LA : Les gouvernements africains s’engagent à consacrer 10% de leurs budgets à l’agriculture. Quel impact cela pourrait-il avoir sur le secteur ?

COB : Il s’agit là de la déclaration des chefs d’Etat africains à Maputo en 2003 de consacrer 10% de leurs budgets à l’agriculture. Cette volonté politique est aujourd’hui traduite dans le cadre de l’ECOWAP/PDDAA. Elle permet à l’agriculture de bénéficier d’importants transferts financiers et d’un environnement de plus en plus favorable. On pourrait toujours se demander si les pays atteignent la barre de 10%. Les experts sont dubitatifs puisque certains pays sont tentés de considérer également le budget de fonctionnement dans leur décompte. Ce qui est du reste malheureux.

LA : Comment les pays ouest-africains comme le Sénégal peuvent-il tirer grandement profit de cette nouvelle impulsion donnée à l’agriculture en milieu rural africain ?

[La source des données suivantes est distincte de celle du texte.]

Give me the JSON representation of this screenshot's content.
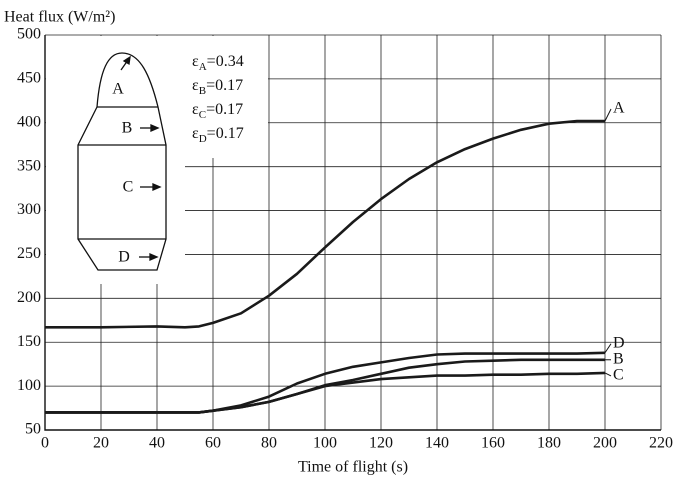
{
  "chart_data": {
    "type": "line",
    "ylabel": "Heat flux (W/m²)",
    "xlabel": "Time of flight (s)",
    "x": [
      0,
      20,
      40,
      50,
      55,
      60,
      70,
      80,
      90,
      100,
      110,
      120,
      130,
      140,
      150,
      160,
      170,
      180,
      190,
      200
    ],
    "series": [
      {
        "name": "A",
        "color": "#1a1a1a",
        "values": [
          167,
          167,
          168,
          167,
          168,
          172,
          183,
          203,
          228,
          258,
          287,
          313,
          336,
          355,
          370,
          382,
          392,
          399,
          402,
          402
        ]
      },
      {
        "name": "D",
        "color": "#1a1a1a",
        "values": [
          70,
          70,
          70,
          70,
          70,
          72,
          78,
          88,
          103,
          114,
          122,
          127,
          132,
          136,
          137,
          137,
          137,
          137,
          137,
          138
        ]
      },
      {
        "name": "B",
        "color": "#1a1a1a",
        "values": [
          70,
          70,
          70,
          70,
          70,
          72,
          76,
          82,
          91,
          101,
          107,
          114,
          121,
          125,
          128,
          129,
          130,
          130,
          130,
          130
        ]
      },
      {
        "name": "C",
        "color": "#1a1a1a",
        "values": [
          70,
          70,
          70,
          70,
          70,
          72,
          76,
          82,
          91,
          100,
          104,
          108,
          110,
          112,
          112,
          113,
          113,
          114,
          114,
          115
        ]
      }
    ],
    "xlim": [
      0,
      220
    ],
    "xticks": [
      0,
      20,
      40,
      60,
      80,
      100,
      120,
      140,
      160,
      180,
      200,
      220
    ],
    "ylim": [
      50,
      500
    ],
    "yticks": [
      50,
      100,
      150,
      200,
      250,
      300,
      350,
      400,
      450,
      500
    ],
    "grid": true,
    "annotations": [
      {
        "symbol": "ε",
        "sub": "A",
        "text": "=0.34"
      },
      {
        "symbol": "ε",
        "sub": "B",
        "text": "=0.17"
      },
      {
        "symbol": "ε",
        "sub": "C",
        "text": "=0.17"
      },
      {
        "symbol": "ε",
        "sub": "D",
        "text": "=0.17"
      }
    ],
    "inset_labels": [
      "A",
      "B",
      "C",
      "D"
    ]
  }
}
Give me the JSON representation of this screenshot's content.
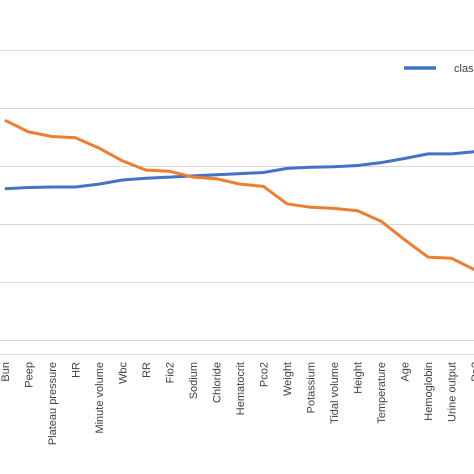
{
  "chart_data": {
    "type": "line",
    "categories": [
      "Bun",
      "Peep",
      "Plateau pressure",
      "HR",
      "Minute volume",
      "Wbc",
      "RR",
      "Fio2",
      "Sodium",
      "Chloride",
      "Hematocrit",
      "Pco2",
      "Weight",
      "Potassium",
      "Tidal volume",
      "Height",
      "Temperature",
      "Age",
      "Hemoglobin",
      "Urine output",
      "Pa?"
    ],
    "series": [
      {
        "name": "clas",
        "color": "#4472c4",
        "values": [
          0.1,
          0.12,
          0.13,
          0.13,
          0.18,
          0.25,
          0.28,
          0.3,
          0.32,
          0.34,
          0.36,
          0.38,
          0.45,
          0.47,
          0.48,
          0.5,
          0.55,
          0.62,
          0.7,
          0.7,
          0.74
        ]
      },
      {
        "color": "#ed7d31",
        "values": [
          1.28,
          1.08,
          1.0,
          0.98,
          0.8,
          0.58,
          0.42,
          0.4,
          0.3,
          0.27,
          0.18,
          0.14,
          -0.16,
          -0.22,
          -0.24,
          -0.28,
          -0.46,
          -0.78,
          -1.08,
          -1.1,
          -1.3
        ]
      }
    ],
    "ylim": [
      -2.75,
      3.25
    ],
    "yticks": [
      -2.5,
      -1.5,
      -0.5,
      0.5,
      1.5,
      2.5
    ],
    "grid": true,
    "legend": "top-right"
  }
}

COB : A l’instar des autres pays de l’Afrique subsaharienne, l’économie sénégalaise reste encore largement tirée par l’agriculture. Comme l’a rappelé récemment le travail de fond réalisé par le CNCR et la FONGS, avec l’appui de l’IPAR, l’agriculture sénégalaise nourrit déjà une bonne partie des Sénégalais. Le bol de midi est largement constitué de productions locales (riz, poisson, légumes, huile d’arachide…). L’agriculture est en mesure de nourrir davantage les Sénégalais si certaines conditions sont remplies. Le rôle de l’Etat va être déterminant: création d’un environnement de production favorable, avec des incitations publiques (services publics, éducation/formation, santé, infrastructures et un environnement des affaires favorable pour attirer les investissements privés). Des efforts certains ont été réalisés, mais beaucoup reste à faire au regard de l’ampleur des cohortes démographiques à insérer et des choix d’investissement réalisés. Rappelons que le Sénégal doit insérer annuellement plus de 250.000 jeunes. En face, le secteur formel ne couvre qu’à peine 20 000 emplois. Ce qui va se passer dans le monde rural sera déterminant pour l’avenir du pays. La politique à promouvoir est celle des grands nombres. Tout choix de politique de développement doit adresser la question des emplois à pourvoir. La spécialisation concernera un nombre réduit de personnes puisqu’elle appelle à des normes, à des
standards.

Le contexte géopolitique ne favorise pas des migrations massives vers les grandes villes (Dakar étouffe) et vers les autres pays (crises économiques, conflit, politiques migratoires de plus en plus restrictives vers l’Europe et les USA…).

Pour rappel, entre 1800 et 1930, l’Europe a envoyé près de 85 millions de personnes à travers le monde (Australie, Afrique du Sud, USA, colonisation de l’Afrique…). Le Sénégal, à l’instar des autres pays africains, aura besoin de politiques du grand nombre qui passe par un développement équilibré des régions avec la construction de pôles économiques pour diminuer la pression sur Dakar et les autres grandes villes. L’agriculture a un rôle déterminant à jouer ; ce qui suppose une politique foncière équitable, qui accorde une meilleure place aux femmes et aux jeunes, et des infrastructures dans le milieu rural (routes, électricité, magasins de stockage, financement adapté pour les productions végétales, animales, halieutiques et forestières, formation, recherche…).